In terms of story taking up this time, the stories have become a lot deeper and more complex over the years, I do admit. From what I see of how fans of the old games look at the new games, it no longer is strictly an adventure game like Skyrim where the game just says go, as time goes on the plot involves more and more characters as well as more mechanics to learn and I for one think it’s for the better. I know I usually am the one saying that a game should be more concerned with mechanics than plot, but the Zelda games are one of those rare games that actually get both down fairly well. My favorite characters in the whole series are Midna, Linebeck, and Groose simply because you see them since the beginning of the game and watch them develop between then and by the end of the game. You really can’t say the same thing about any of the characters in A Link to the Past, Ocarina of Time, and as much as I love Wind Waker, Tetra is the only character with any serious growth and you don’t see her most of the time. Plot does have a major impact on the design of the game and the immersion and investment of the player. It provides context, context from which the players can engage the game in ways that older games couldn’t do before.
I want to conclude this by basically looking at the author’s conclusion. “A player’s first moments should be exciting instead of boring, so while we may fret like a worried parent that the player hasn’t learned enough before they jump into a game, we should remember that a player should be playing a game instead of asking “When do I get to actually ‘play’?” And hey, if you can’t find a way to streamline a tutorial, there’s always the old way of teaching players”

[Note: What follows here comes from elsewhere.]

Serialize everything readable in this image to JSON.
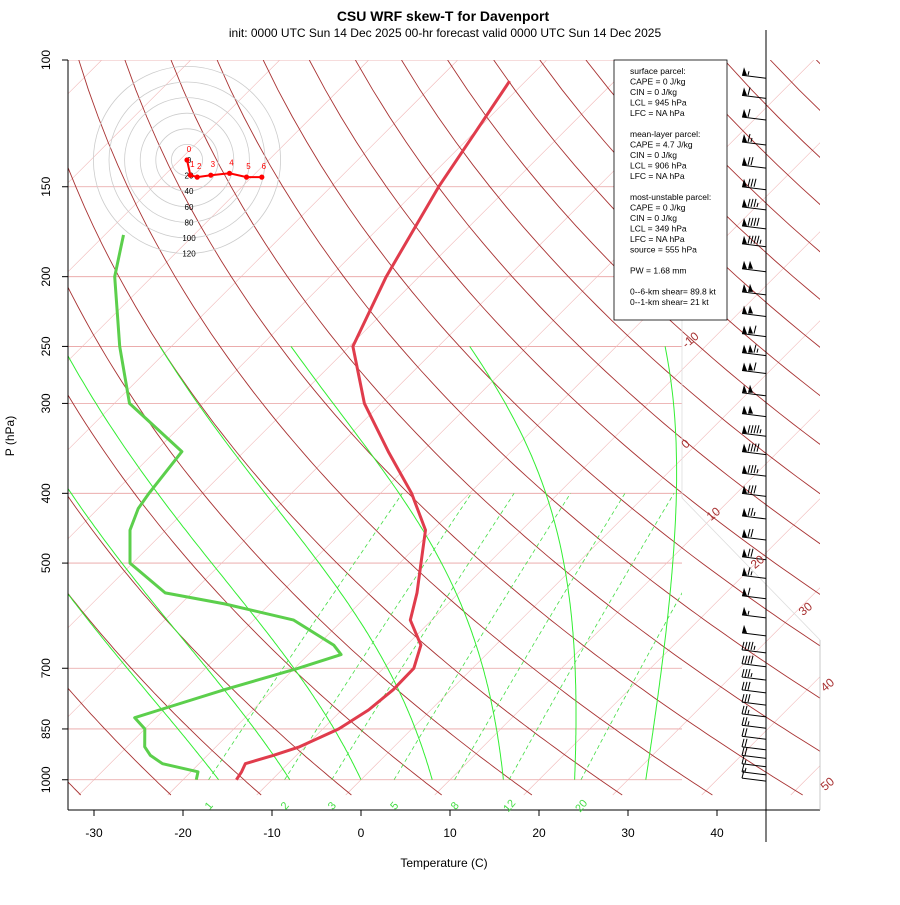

First of all, I don’t think it should be rule that games must start off exciting. While it completely depends on the game, a tutorial areas should be a safe environment from which players can learn the basics. I personally hate it when I have to fiddle around with how something works in the middle of an area where I can actually die and remember, the Zelda games are ones that utilize a lot of different complex actions. Secondly, and I guess this is a matter of opinions, but seeing as in Skyloft you do fight some simple enemies and you have a bird riding race that tests all of your recently acquired bird riding skills, I find it very hard to imagine that people don’t feel like they’ve started playing until Faron Woods unless they are seeing how long it takes to get from the beginning until that spot. Thirdly, I think telling developers to go back to reading the manual (which is the “old way” the author is referring to) is a kind of elitist statement, if simply because everyone knows that most people don’t read the manuals and since doing is much more interesting than reading, there is no way that people would read the manual. I don’t have the Twilight Princess manual offhand so I took a look at the one for Fallout New Vegas and I couldn’t get two pages into in until I just wanted to say “screw it I’m just going to play the darn game”.
So ultimately, (as in the tl;dr version), is story getting in the way between the start of an adventure in The Legend of Zelda games and when the player actually get s to play? No. The story and the plot are well integrated together that you are getting immersed into the atmosphere of the world around you as well as becoming invested in the many characters that populate it and the only people I can see getting annoyed by it are the retro gamers.